Tasso.
Beschränkt der Rand des Bechers einen Wein,
Der schäumend wallt und brausend überschwillt?
Mit jedem Wort' erhöhest du mein Glück,
Mit jedem Worte glänzt dein Auge heller.
Ich fühle mich im Innersten verändert,
Ich fühle mich von aller Not entladen,
Frei wie ein Gott, und alles dank' ich dir!
Unsägliche Gewalt, die mich beherrscht,
Entfließet deinen Lippen; ja, du machst
Mich ganz dir eigen. Nichts gehöret mir
Von meinem ganzen Ich mir künftig an.
Es trübt mein Auge sich in Glück und Licht,
Es schwankt mein Sinn. Mich hält der Fuß nicht mehr.

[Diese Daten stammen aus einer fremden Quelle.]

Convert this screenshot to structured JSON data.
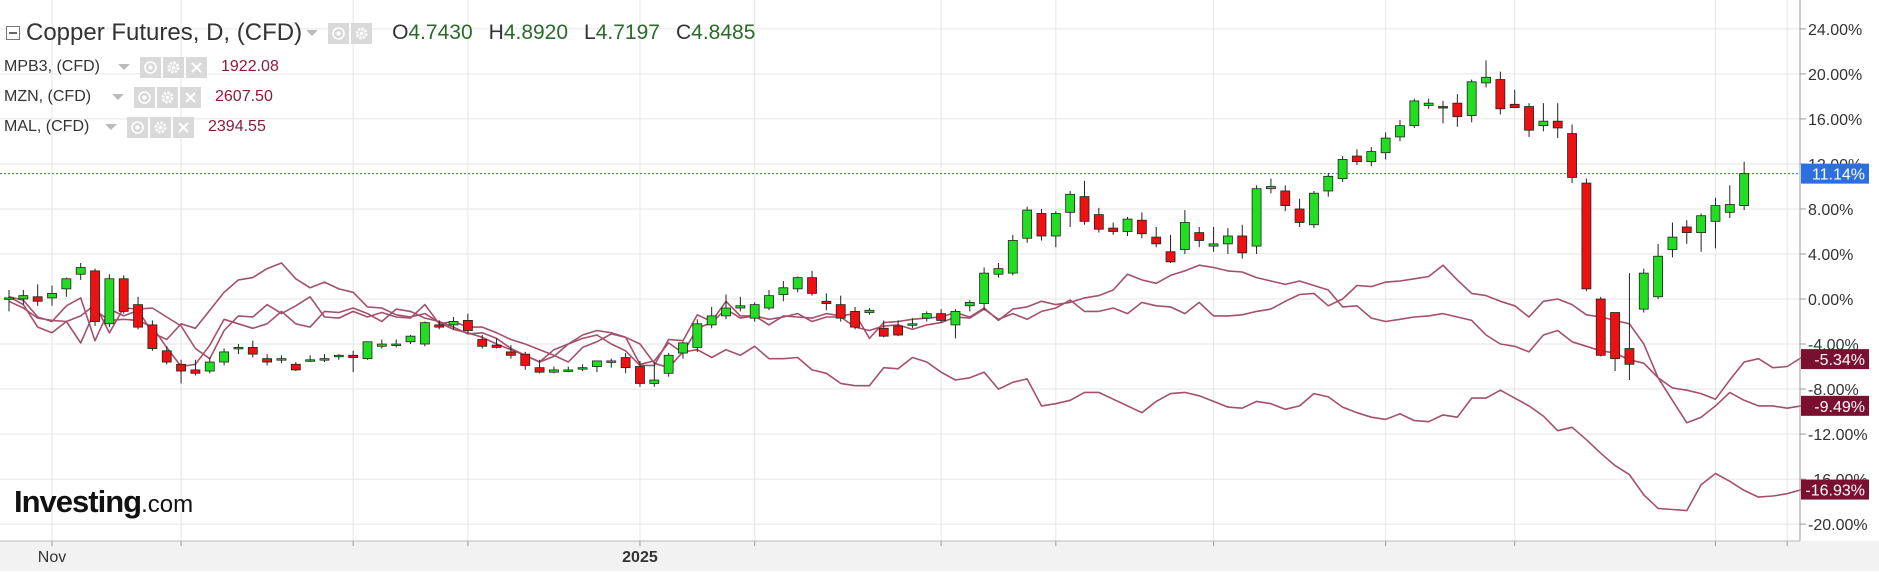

Unwiderstehlich ziehst du mich zu dir,
Und unaufhaltsam dringt mein Herz dir zu.
Du hast mich ganz auf ewig dir gewonnen,
So nimm denn auch mein ganzes Wesen hin!
(Er fällt ihr in die Arme und drückt sie fest an sich.)
Prinzessin (ihn von sich stoßend und hinweg eilend).
Hinweg!
Leonore (die sich schon eine Weile im Grunde sehen lassen, herbeieilend).
Was ist geschehen? Tasso! Tasso!
(Sie geht der Prinzessin nach.)
Tasso (im Begriff, ihnen zu folgen).
O Gott!
Alphons (der sich schon eine Zeitlang mit Antonio genähert).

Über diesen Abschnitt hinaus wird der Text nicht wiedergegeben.